I love Fall! The cooling temperatures are a welcome relief and the changing colors are dazzling. Home grown tomatoes finally ripen and a part of you can actually believe they might be a fruit after all. The most wonderful time of the year--Fall.
I hate Fall! "Flu shots now available" signs everywhere I look. Public gathering places teeming with germs. Avoiding grocery aisles where fellow shoppers hack and sneeze--giving myself whiplash turning my cart around so quickly and trying to only breathe out till I've exited the offending aisle..."Bacteria clean up in aisle 7 please!" The most aggravating time of the year--Fall.
Most of my life I could gauge how my winter would be by how things went in the Fall. If I managed to make it though the season relatively healthy, I could look forward to a decent winter. But if I caught something, hold on to your bobsled because I was headed downhill probably until Spring.
Well folks, yesterday was the Autumnal Equinox and to celebrate my lungs decided to party like it's 2012. Today lovely hemoptasis began with my first cough of the morning. Argh!
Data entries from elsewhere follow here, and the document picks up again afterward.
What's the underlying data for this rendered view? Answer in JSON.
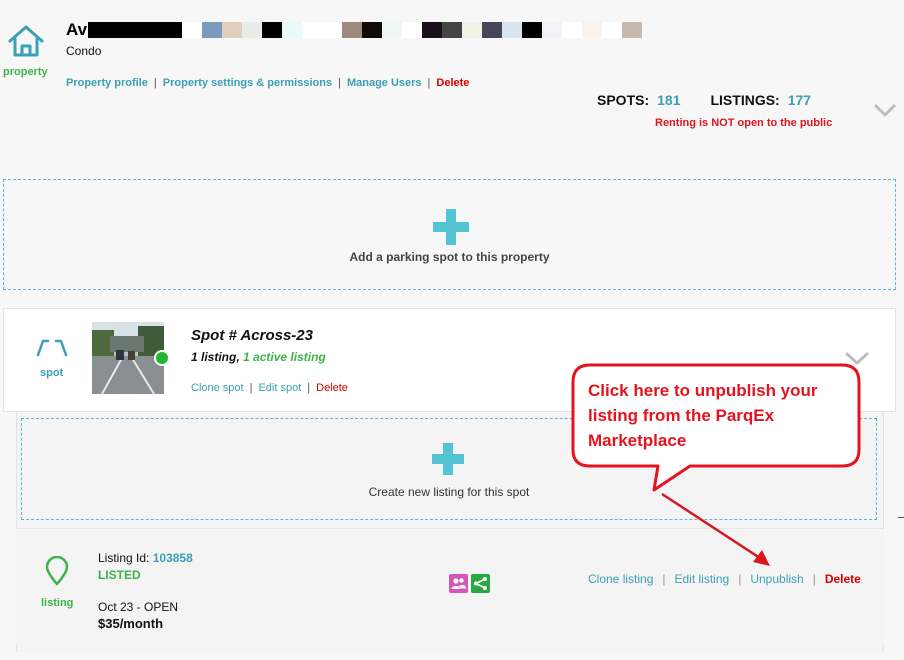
{
  "property": {
    "icon": "house-icon",
    "label": "property",
    "name_visible": "Av",
    "type": "Condo",
    "links": {
      "profile": "Property profile",
      "settings": "Property settings & permissions",
      "manage_users": "Manage Users",
      "delete": "Delete"
    },
    "stats": {
      "spots_label": "SPOTS:",
      "spots": "181",
      "listings_label": "LISTINGS:",
      "listings": "177"
    },
    "renting_status": "Renting is NOT open to the public"
  },
  "add_spot": {
    "label": "Add a parking spot to this property"
  },
  "spot": {
    "icon": "parking-spot-icon",
    "label": "spot",
    "title": "Spot # Across-23",
    "listing_count": "1 listing,",
    "active_count": "1 active listing",
    "links": {
      "clone": "Clone spot",
      "edit": "Edit spot",
      "delete": "Delete"
    }
  },
  "add_listing": {
    "label": "Create new listing for this spot"
  },
  "listing": {
    "icon": "location-pin-icon",
    "label": "listing",
    "id_label": "Listing Id:",
    "id": "103858",
    "status": "LISTED",
    "date": "Oct 23 - OPEN",
    "price": "$35/month",
    "actions": {
      "clone": "Clone listing",
      "edit": "Edit listing",
      "unpublish": "Unpublish",
      "delete": "Delete"
    }
  },
  "callout": {
    "text": "Click here to unpublish your listing from the ParqEx Marketplace"
  },
  "colors": {
    "accent": "#3aa0b5",
    "green": "#3cb34a",
    "danger": "#d40000",
    "callout": "#e3141e"
  }
}
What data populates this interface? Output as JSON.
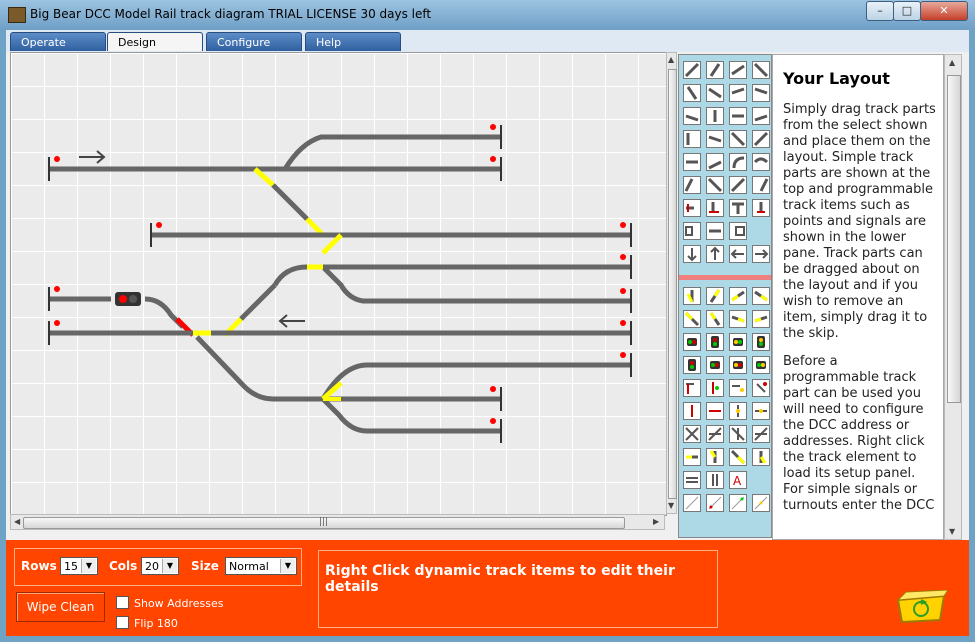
{
  "window": {
    "title": "Big Bear DCC Model Rail track diagram TRIAL LICENSE 30 days left",
    "minimize": "–",
    "maximize": "□",
    "close": "✕"
  },
  "tabs": [
    {
      "label": "Operate"
    },
    {
      "label": "Design",
      "active": true
    },
    {
      "label": "Configure"
    },
    {
      "label": "Help"
    }
  ],
  "info_panel": {
    "title": "Your Layout",
    "paragraph1": "Simply drag track parts from the select shown and place them on the layout. Simple track parts are shown at the top and programmable track items such as points and signals are shown in the lower pane. Track parts can be dragged about on the layout and if you wish to remove an item, simply drag it to the skip.",
    "paragraph2": "Before a programmable track part can be used you will need to configure the DCC address or addresses. Right click the track element to load its setup panel. For simple signals or turnouts enter the DCC"
  },
  "controls": {
    "rows_label": "Rows",
    "rows_value": "15",
    "cols_label": "Cols",
    "cols_value": "20",
    "size_label": "Size",
    "size_value": "Normal",
    "wipe_label": "Wipe Clean",
    "show_addresses_label": "Show Addresses",
    "show_addresses_checked": false,
    "flip_label": "Flip 180",
    "flip_checked": false
  },
  "message": "Right Click dynamic track items to edit their details",
  "colors": {
    "track": "#666666",
    "turnout_active": "#ffff00",
    "signal_danger": "#ff0000",
    "accent_bar": "#ff4500",
    "palette_bg": "#add8e6"
  },
  "icons": {
    "recycle_bin": "skip-icon"
  }
}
I already had a call into the CF clinic and they are going to see me Monday afternoon but I was supposed to call to be admitted in the meantime if things got worse. I prefer to be admitted from clinic because then the docs know whats going on and have already began to formulate a plan of attack. Going in "cold" always seems like it takes longer to get things rolling. If I'm going to be in the Bed & Breakfast then I want IV's going and treatments started so I can feel better and get the heck outta there.
So I'm still home and not sure if I made the right decision or not. I've been coughing up old blood all day long so it was a decent bleed for sure. It's been a very long day. I'm trying to not read too much into this bad start but as Dr. Phil says, "the best predictor of future behavior is past behavior," and man I hate that.